The second miraculous effect of the type of eating against high blood pressure

Scientists have found another miraculous effect of DASH - the type of antihypertensive that American National Heart, Lung and Blood Institute recommends.

The team from Wake Forest School of Medicine (North Carolina, USA) examined the medical records of 4,500 Americans aged 45 to 85, followed for 13 years and found that the DASH diet is often recommended. The report for hypertensive people with a "promotion" effect is to reverse heart failure , one of the most common causes of hospitalization among older people.

Picture 1 of The second miraculous effect of the type of eating against high blood pressure
DASH diets focus on poultry, fish, whole grains, vegetables and fruits to repel both high blood pressure and heart failure - (illustrations from the internet).

Specifically, for people under 75 years of age, if they eat DASH, their risk of heart failure is 40% lower than those who rarely eat that way or do not eat.

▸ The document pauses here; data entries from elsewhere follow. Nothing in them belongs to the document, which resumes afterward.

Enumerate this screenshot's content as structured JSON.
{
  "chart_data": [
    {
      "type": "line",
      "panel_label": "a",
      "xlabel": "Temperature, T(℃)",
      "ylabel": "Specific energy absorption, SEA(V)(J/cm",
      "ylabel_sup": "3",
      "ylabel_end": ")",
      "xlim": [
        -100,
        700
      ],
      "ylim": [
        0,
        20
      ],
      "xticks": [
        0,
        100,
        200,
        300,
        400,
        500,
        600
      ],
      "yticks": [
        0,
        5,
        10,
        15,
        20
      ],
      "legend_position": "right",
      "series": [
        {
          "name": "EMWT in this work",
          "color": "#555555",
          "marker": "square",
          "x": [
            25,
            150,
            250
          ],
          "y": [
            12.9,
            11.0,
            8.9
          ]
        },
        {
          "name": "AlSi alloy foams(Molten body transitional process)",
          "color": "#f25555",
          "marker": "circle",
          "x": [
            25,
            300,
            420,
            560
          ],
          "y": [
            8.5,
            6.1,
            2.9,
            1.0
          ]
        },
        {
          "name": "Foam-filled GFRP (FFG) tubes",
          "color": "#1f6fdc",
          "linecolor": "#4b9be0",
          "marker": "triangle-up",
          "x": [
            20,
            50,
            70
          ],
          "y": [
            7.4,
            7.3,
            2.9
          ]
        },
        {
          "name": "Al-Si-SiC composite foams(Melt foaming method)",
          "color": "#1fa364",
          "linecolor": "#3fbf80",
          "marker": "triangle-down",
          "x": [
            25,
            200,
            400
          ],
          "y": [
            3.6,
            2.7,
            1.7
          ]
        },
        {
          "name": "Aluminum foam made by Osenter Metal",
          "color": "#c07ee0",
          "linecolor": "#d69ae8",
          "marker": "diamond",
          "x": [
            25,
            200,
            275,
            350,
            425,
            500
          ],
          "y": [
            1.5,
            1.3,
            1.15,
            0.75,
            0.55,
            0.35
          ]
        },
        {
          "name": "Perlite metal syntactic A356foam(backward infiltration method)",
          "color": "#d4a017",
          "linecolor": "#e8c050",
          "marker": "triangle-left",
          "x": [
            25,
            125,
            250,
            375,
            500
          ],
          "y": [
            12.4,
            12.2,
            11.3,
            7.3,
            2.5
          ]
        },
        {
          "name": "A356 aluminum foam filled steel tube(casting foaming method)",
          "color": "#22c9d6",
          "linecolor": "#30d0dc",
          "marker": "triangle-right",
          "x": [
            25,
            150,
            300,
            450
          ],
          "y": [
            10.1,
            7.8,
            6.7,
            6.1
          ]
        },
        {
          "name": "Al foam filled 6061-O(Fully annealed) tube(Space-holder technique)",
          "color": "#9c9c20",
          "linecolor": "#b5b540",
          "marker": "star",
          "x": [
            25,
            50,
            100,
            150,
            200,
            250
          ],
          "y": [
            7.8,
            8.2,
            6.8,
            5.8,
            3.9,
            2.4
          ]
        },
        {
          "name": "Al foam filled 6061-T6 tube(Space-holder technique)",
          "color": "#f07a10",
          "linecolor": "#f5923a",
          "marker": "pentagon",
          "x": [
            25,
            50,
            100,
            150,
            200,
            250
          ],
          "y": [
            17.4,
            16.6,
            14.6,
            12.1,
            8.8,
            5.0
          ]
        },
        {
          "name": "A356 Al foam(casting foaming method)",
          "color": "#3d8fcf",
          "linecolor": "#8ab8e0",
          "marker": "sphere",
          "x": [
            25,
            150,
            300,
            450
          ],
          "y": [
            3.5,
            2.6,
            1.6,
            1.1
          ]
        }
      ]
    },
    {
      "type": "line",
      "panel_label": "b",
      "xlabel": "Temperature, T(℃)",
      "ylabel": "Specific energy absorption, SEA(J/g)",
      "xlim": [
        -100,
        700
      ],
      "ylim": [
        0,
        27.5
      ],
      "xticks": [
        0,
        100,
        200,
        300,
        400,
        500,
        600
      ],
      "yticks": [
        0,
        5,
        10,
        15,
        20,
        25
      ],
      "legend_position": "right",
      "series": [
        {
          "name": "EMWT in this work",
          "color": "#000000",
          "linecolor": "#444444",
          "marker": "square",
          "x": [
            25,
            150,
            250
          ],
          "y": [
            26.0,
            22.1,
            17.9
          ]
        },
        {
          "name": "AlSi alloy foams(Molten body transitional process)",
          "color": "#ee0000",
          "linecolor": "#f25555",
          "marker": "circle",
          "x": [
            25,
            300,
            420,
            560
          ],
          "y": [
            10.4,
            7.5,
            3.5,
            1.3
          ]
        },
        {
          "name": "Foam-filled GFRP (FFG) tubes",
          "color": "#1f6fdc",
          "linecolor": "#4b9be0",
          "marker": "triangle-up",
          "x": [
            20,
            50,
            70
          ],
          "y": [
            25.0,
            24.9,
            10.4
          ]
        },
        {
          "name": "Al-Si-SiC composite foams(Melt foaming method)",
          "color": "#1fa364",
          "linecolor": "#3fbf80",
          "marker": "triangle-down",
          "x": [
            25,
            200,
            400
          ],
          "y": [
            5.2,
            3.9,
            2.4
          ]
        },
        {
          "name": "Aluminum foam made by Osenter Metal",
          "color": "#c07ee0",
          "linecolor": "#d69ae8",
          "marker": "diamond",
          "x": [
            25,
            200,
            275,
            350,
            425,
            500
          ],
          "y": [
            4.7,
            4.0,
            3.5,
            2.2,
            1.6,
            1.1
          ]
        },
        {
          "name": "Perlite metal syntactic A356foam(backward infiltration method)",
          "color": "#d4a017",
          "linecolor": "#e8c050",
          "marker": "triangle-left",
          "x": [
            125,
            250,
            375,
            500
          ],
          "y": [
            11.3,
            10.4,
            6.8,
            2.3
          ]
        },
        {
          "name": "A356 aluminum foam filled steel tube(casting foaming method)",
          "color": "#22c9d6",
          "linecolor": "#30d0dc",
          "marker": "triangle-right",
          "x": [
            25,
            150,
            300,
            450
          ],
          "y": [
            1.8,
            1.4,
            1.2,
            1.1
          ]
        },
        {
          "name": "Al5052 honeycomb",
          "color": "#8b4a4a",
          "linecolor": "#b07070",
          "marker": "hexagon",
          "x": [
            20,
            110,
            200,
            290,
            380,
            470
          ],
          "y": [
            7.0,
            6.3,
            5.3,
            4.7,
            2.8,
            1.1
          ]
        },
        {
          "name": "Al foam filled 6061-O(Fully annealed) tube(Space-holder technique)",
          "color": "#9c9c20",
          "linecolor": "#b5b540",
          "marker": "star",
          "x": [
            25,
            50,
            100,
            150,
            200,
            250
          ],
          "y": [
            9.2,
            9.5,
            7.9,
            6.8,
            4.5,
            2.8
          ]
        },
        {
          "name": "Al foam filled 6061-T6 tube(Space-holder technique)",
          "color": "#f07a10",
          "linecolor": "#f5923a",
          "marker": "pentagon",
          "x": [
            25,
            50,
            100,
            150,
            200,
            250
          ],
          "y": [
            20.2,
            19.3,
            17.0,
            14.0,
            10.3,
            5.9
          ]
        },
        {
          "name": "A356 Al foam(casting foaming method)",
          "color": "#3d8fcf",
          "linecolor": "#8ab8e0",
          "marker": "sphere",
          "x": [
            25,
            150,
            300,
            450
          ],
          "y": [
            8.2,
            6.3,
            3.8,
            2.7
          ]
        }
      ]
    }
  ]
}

The DASH diet is quite simple: increase fruits, vegetables, nuts, beans, whole grains, poultry, fish, healthy vegetable oils such as olive oil, low-fat dairy products; reduce salt, sugary foods, saturated fat foods such as animal fat, full-fat milk, tropical oils (like coconut oil, palm oil).

DASH was researched and published by the National Heart, Lung and Blood Institute (under the National Institutes of Health) and published recommendations 20 years ago to help Americans repel high blood pressure. DASH is quite similar to the popular Mediterranean diet in recent years, except that it is recommended that people choose low-fat milk and alcohol-free.

According to Associate Professor - Dr. Claudia Campos, head of the study, this effect of the DASH diet can be said to be better than any medicine to fight heart failure. In addition to health risks, heart failure also costs patients and families a lot of time and money because of constantly arising situations that require medical care.

The study has just been published online in the scientific journal American Journal of Preventive Medicine.